What you'd "rather" think about isn't the point.  What actually occurs in a small number of cases is inconvenient, so you answer that you'd rather not think about it and instead give more credence to the rhetoric of a person who you've now admitted is demonstrably wrong?  Ron Paul is an expert because he's never personally seen it?  I've never personally seen a lion in the wild, but that doesn't mean they don't exist.

This is where many of the extreme pro-life activists undermine their case.  McCain repeatedly putting air quotes around "health of the mother" doesn't change the fact that there are situations in which a mother's life is truly imperiled by continuing the pregnancy.  Your honest answer, if you oppose any consideration of the health of the mother is:  "Yes, there may be some occasions when women will die if we as a society decide that we will not accept abortion under any circumstances.  It is tragic, but it is the trade-off I am willing to make to outlaw abortion in all circumstances, without exception."  Does that about cover it?  I'd have more respect for that statement than just sticking your head in the sand and declaring you'd rather not think about it in favor of the rhetoric of someone who is clearly wrong.

 

Um, dude?

I am not pro-life, but pro-choice.
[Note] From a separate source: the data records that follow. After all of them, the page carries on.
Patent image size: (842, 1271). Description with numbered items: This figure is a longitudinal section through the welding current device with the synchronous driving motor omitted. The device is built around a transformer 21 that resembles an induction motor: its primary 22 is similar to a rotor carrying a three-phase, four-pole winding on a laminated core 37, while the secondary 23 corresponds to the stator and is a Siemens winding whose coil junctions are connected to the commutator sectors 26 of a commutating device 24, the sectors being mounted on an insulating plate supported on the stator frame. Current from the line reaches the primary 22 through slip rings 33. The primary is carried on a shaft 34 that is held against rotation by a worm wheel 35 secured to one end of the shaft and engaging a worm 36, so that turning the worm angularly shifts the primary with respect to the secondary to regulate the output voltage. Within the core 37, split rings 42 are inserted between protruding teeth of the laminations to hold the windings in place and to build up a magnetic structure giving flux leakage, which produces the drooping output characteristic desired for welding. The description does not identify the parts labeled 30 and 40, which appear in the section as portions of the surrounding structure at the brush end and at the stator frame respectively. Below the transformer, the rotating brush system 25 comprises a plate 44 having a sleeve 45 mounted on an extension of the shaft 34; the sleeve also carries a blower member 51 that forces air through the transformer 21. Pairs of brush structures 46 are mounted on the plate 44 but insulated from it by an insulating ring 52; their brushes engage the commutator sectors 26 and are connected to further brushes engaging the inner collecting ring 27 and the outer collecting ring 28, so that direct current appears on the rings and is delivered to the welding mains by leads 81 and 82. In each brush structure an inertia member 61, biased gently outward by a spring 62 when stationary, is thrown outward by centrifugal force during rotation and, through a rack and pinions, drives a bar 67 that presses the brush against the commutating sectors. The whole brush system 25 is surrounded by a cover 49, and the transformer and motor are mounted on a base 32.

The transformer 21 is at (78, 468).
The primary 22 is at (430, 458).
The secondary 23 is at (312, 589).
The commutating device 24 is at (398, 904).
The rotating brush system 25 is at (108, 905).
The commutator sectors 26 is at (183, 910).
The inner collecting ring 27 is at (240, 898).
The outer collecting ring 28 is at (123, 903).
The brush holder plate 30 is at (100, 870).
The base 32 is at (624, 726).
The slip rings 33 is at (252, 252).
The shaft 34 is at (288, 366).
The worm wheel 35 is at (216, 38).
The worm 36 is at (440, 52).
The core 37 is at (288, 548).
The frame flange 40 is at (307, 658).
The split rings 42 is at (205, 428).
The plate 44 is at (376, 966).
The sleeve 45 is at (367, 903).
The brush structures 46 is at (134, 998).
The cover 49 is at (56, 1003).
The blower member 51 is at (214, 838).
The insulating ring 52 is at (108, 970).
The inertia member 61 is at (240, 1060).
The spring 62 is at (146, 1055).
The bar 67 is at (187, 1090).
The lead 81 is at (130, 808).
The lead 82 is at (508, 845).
That original essay? It was written by me.

Read the part in italics again.

Now, I will say that I have sympathies for the pro-life position and believe that it is possible to be pro-life *AND*, at the same time, be a good person who is not delusional nor filled with hate towards women.

This, apparently, puts me outside of accepted dogma and that never ceases to amaze me.

oh, that's definitely true.

It's the people who use pro-life as an excuse for immoral reproductive strategies who I despise. The cuckolds are just foolish. (and no, this is not to suggest that all pro-life folks are cuckolds or rapists)

women have been getting knocked up since well before that

let's just say there are quite a few women who have borne children less than nine months apart. Birth records such as that indicate a nonmarital pregnancy subsequently covered up.

I believe that any mother should be able to go into pregnancy cognizant of the risks to herself and her child. If an eleven year old girl gets pregnant from "just hugging", and decides that she can't support her kid (likely, due to child labor laws), and that the kid's life is likely to be impaired due to the likely stress on her mother's body.

sorry, ron paul is nuts in general

particularly his economic views, which are 75% sane and 25% batshit crazy.

I'm not saying that he couldn't be telling the truth, just that it was unlikely. besides the ectopic pregnancies, there are the hormonal imbalance, partum diabetes, and Rh+/Rh- blood issue. Pregnancy is more dangerous to a woman than abortion, actually.

It's amazing that there are any of us left.

It was a good run, I guess.

pretty soon there won't be.

the ratio of female to male births has been steadily rising... (look at dailykos, they had an article on the subject with nicely cited sources)

um, what?

Pretty soon there won't be any of us left?

You're either using a weird definition of "us" or a weird definition of "pretty soon".

above the arctic circle, they're already seeing

villages that haven't seen a male baby born in years. the statistics in America are far less drastic, and yet still statistically significant. This is what I get for attending lectures from the Center for Environmental Oncology -- a great big boatload of knowledge about how our pollution (in this case estrogen from birth control pills and shampoo) affects humanity.